Why motivation and morale are key drivers for eventprofs
The question of morale and motivation in these interesting times was raised at a conference panel I was on, hosted by Murtaza Kalendar, TravelShop Turkey’s MD.
It’s a topic which attracted a lot of attention, as the conference garnered almost 1,200 registrations from 102 countries and watched live by 1,320 people.
Of course, the subject of morale and motivation in the tourism industry immediately put my mind into doom and gloom mode. But after having thought about what on earth I was going to say, I realised what was important. That I could report on the opinions of event planners I have talked to, sprinkled liberally with the fairy dust of my own musings.
I started my 10-minute talk by saying that we lived in unprecedented times – a much-overused phrase, but well served, I think. We haven’t experienced anything like the Covid-19 pandemic before.
So, what does this mean for the events industry? From my conversations with UK event planners and organisers, I knew they were, by and large, an optimistic, extrovert bunch of people.
Many are adapting extremely well to working on virtual or hybrid events – and many are having very successful events – but with the caveat that it isn’t the same as live or face-to-face meetings – and can never replace them.
London Tech Week, for example, went extremely well, in that they could invite online speakers such as Ariana Huffington and Hillary Rodham Clinton– and they probably wouldn’t have been able to otherwise.
Although the conference was about morale and motivation, I couldn’t leave out the elephant in the room. I think it is important to say that many in the events industry have lost their jobs or are on furlough or face an uncertain future.
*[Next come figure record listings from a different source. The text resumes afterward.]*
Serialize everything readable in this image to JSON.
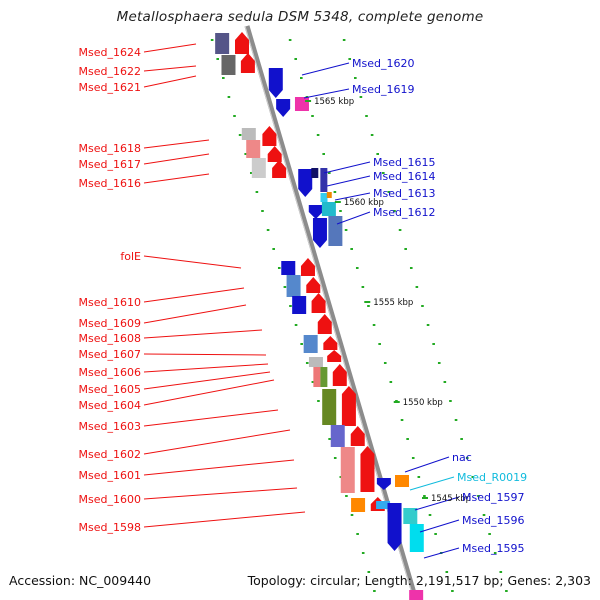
{
  "title": "Metallosphaera sedula DSM 5348, complete genome",
  "footer": {
    "accession": "Accession: NC_009440",
    "topology": "Topology: circular; Length: 2,191,517 bp; Genes: 2,303"
  },
  "colors": {
    "backbone": "#8c8c8c",
    "forward_strand": "#ee1111",
    "reverse_strand": "#1111cc",
    "rna_label": "#11bbdd",
    "dot": "#22aa22"
  },
  "kbp_labels": [
    "1565 kbp",
    "1560 kbp",
    "1555 kbp",
    "1550 kbp",
    "1545 kbp"
  ],
  "left_labels": [
    "Msed_1624",
    "Msed_1622",
    "Msed_1621",
    "Msed_1618",
    "Msed_1617",
    "Msed_1616",
    "folE",
    "Msed_1610",
    "Msed_1609",
    "Msed_1608",
    "Msed_1607",
    "Msed_1606",
    "Msed_1605",
    "Msed_1604",
    "Msed_1603",
    "Msed_1602",
    "Msed_1601",
    "Msed_1600",
    "Msed_1598"
  ],
  "right_labels": [
    "Msed_1620",
    "Msed_1619",
    "Msed_1615",
    "Msed_1614",
    "Msed_1613",
    "Msed_1612",
    "nac",
    "Msed_R0019",
    "Msed_1597",
    "Msed_1596",
    "Msed_1595"
  ]
}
Small UK events companies have gone under – the bigger ones will hold on tight to their budgets – and wait it out probably until 2021.
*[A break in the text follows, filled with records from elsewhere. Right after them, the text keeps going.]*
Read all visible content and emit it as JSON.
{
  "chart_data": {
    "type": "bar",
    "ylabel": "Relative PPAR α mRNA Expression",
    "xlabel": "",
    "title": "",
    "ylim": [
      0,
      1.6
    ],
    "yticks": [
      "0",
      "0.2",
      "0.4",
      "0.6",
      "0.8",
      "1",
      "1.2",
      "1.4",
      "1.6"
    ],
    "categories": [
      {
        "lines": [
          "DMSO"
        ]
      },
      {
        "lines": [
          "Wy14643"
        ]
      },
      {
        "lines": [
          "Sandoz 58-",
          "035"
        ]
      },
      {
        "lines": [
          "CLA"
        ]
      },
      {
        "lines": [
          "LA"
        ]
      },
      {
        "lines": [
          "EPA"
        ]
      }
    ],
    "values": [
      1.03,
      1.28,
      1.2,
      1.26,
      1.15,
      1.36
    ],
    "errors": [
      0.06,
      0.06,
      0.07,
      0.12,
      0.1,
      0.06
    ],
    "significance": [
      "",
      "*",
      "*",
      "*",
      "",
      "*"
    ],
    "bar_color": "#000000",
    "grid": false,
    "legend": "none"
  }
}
Having said that, I was speaking to Louise Conolly-Smith, head of creative and games at London & Partners recently, and she told me that they hope to have live events resuming in London during September and the latter part of the year.
In other good news, a survey issued by the London City Airport found that more than 40 per cent of the 4,700 London City Airport customers surveyed, said they expected to travel for business or leisure within the next three months.
A question I was asked centred around how London was preparing for health and safety measures, especially how they could be enforced. Good question, I thought. I replied in all honesty: with great difficulty.
From our research, there are guidelines which include the AA Covid-19 Confident accreditation scheme, the Safe, Clean and legal accreditations from Quality in Tourism, the HBAA in collaboration with Quality in Tourism, the ACT National and CUBE Management (Safe Event Scheme) and the Health & Sanitation Standards from Global DMC Partners.
VisitEngland has just released ‘We’re Good To Go’ campaign, as part of its ongoing package of reopening assistance for the events sector. It’s developed in partnership with Scotland, Wales and Northern Ireland and VisitBritain are using it as a UK-wide accreditation. It’s all a tad confusing for visitors. We will have to wait and see whether the idea of coming to a live event translates into action – and not another rash of cancellations.
But it’s imperative to instil confidence in delegates and participants that it is safe to venture into the real world and back into live events.